Cycling for libraries : une initiative née en 2011 en Finlande et qui défend les bibliothèques et leurs valeurs par le biais de randonnées collectives à vélo. Le trajet est l’occasion de rencontrer des élus locaux, des journalistes mais aussi de discuter avec des collègues et des usagers et des non-usagers ; c’est un moment privilégié pour parler, entre initiés et non-initiés, des valeurs des bibliothèques, de leur utilité dans divers domaines, de leurs grandes évolutions de ces dernières années et des changements qui se préparent actuellement. C’est aussi, pour les participants, une opportunité de visiter des bibliothèques et de faire le plein de nouvelles idées à appliquer dès leur retour.

À quelques jours du départ de la troisième édition de la version française, Cyclo-biblio, nous avons posé quelques questions à Lara Jovignot, présidente de l’association Cyclo-biblio et principale organisatrice de cette étonnante non-conférence.

1. Le Cfibd : Cyclo-biblio part dans quelques jours pour une troisième édition. Parmi les participants qui enfourcheront leur vélo pour aller de Toulouse à Bordeaux, les Français sont-ils majoritaires ? Combien y a-t-il de nationalités ?

Lara Jovignot : Six pays sont représentées cette année : l’Allemagne, la Belgique, le Royaume-Uni, l’Espagne, la Suisse et bien sûr la France. La grande majorité des participants sont français  il faut dire que cette année, l’équipe d’organisation a décidé que la compréhension du français serait un critère pour l’inscription à Cyclo-biblio.

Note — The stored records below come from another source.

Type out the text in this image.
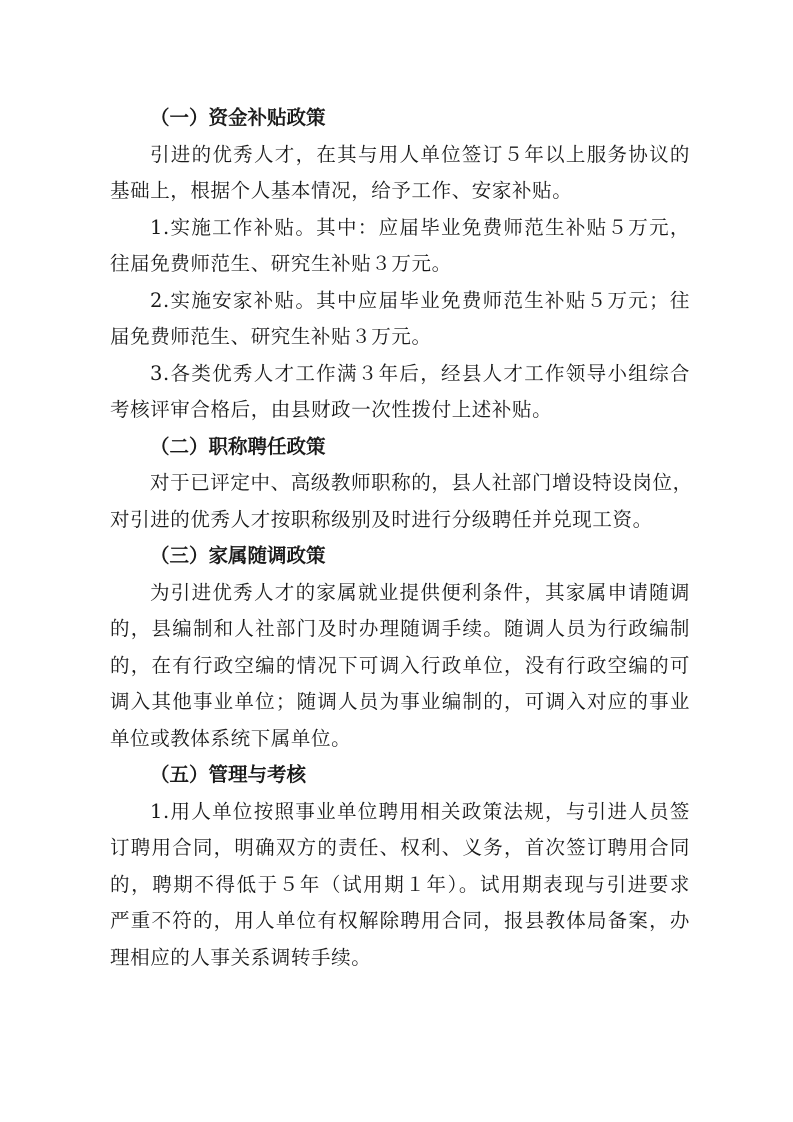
（一）资金补贴政策
引进的优秀人才，在其与用人单位签订５年以上服务协议的
基础上，根据个人基本情况，给予工作、安家补贴。
1.实施工作补贴。其中：应届毕业免费师范生补贴５万元，
往届免费师范生、研究生补贴３万元。
2.实施安家补贴。其中应届毕业免费师范生补贴５万元；往
届免费师范生、研究生补贴３万元。
3.各类优秀人才工作满３年后，经县人才工作领导小组综合
考核评审合格后，由县财政一次性拨付上述补贴。
（二）职称聘任政策
对于已评定中、高级教师职称的，县人社部门增设特设岗位，
对引进的优秀人才按职称级别及时进行分级聘任并兑现工资。
（三）家属随调政策
为引进优秀人才的家属就业提供便利条件，其家属申请随调
的，县编制和人社部门及时办理随调手续。随调人员为行政编制
的，在有行政空编的情况下可调入行政单位，没有行政空编的可
调入其他事业单位；随调人员为事业编制的，可调入对应的事业
单位或教体系统下属单位。
（五）管理与考核
1.用人单位按照事业单位聘用相关政策法规，与引进人员签
订聘用合同，明确双方的责任、权利、义务，首次签订聘用合同
的，聘期不得低于５年（试用期１年）。试用期表现与引进要求
严重不符的，用人单位有权解除聘用合同，报县教体局备案，办
理相应的人事关系调转手续。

2 Le nom « Cyclo-biblio » a été choisi il y a 3 ans lors de la première déclinaison française de Cycling for libraries, cette initiative née en Finlande. Cyclo-biblio s’inscrit-il toujours dans le mouvement Cycling for libraries ? Quelles sont les différences entre les deux ?

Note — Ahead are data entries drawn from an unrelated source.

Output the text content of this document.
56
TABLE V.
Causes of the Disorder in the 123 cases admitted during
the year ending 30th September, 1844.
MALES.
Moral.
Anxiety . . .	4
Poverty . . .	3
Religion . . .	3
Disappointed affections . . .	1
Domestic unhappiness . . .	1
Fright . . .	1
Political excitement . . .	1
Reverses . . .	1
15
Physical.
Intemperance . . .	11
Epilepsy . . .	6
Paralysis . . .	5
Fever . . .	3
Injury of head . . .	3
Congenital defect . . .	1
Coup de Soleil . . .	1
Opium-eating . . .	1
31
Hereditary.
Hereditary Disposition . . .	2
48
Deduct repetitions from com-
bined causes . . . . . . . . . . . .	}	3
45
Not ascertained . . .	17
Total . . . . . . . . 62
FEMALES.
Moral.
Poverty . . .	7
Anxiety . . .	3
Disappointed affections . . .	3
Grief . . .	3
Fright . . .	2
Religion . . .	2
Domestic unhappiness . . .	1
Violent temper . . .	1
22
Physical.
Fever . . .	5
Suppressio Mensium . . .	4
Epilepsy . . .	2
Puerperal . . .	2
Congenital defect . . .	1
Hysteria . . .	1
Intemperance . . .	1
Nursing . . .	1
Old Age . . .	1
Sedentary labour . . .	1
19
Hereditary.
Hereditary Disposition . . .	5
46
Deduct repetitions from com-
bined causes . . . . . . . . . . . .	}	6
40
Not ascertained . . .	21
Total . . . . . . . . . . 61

Cycling for libraries (C4L) et Cyclo-biblio (CB) sont tous deux des projets soutenus par l’International Association for Library Advocacy (IALA). Leurs sites internet sont sur le même serveur et le fondateur de Cycling for libraries, Jukka Pennanen, aide Cyclo-biblio dans la réalisation d’outils de communication. Nous échangeons des idées, nous relayons nos actualités respectives ; nos éléments de langage et nos outils de communication sont relativement similaires. Plus profondément, Cycling for libraries et Cyclo-biblio partagent les deux mêmes objectifs : il s’agit à la fois d’une campagne de promotion des bibliothèques et d’une conférence informelle de professionnels  le tout à vélo. Les deux actions rassemblent bien sûr des bibliothécaires mais également des « amoureux des bibliothèques ».cyclobiblio4

Il existe entre les deux mouvements une différence juridique : Cycling for libraries est le nom d’un mouvement global organisé par l’IALA, tandis que Cyclo-biblio est une association, composée d’adhérents, représenté par un bureau, et qui organise l’action annuelle du même nom. Cycling for libraries possède une dimension totalement internationale et d’ailleurs sa campagne annuelle, dans la mesure du possible, a lieu à cheval sur deux pays ou plus. À Cycling for libraries, l’anglais est la langue commune. En pratique, la différence principale est que Cyclo-biblio s’est donné pour mission d’organiser des événements de promotion des bibliothèques à vélo dans les pays francophones.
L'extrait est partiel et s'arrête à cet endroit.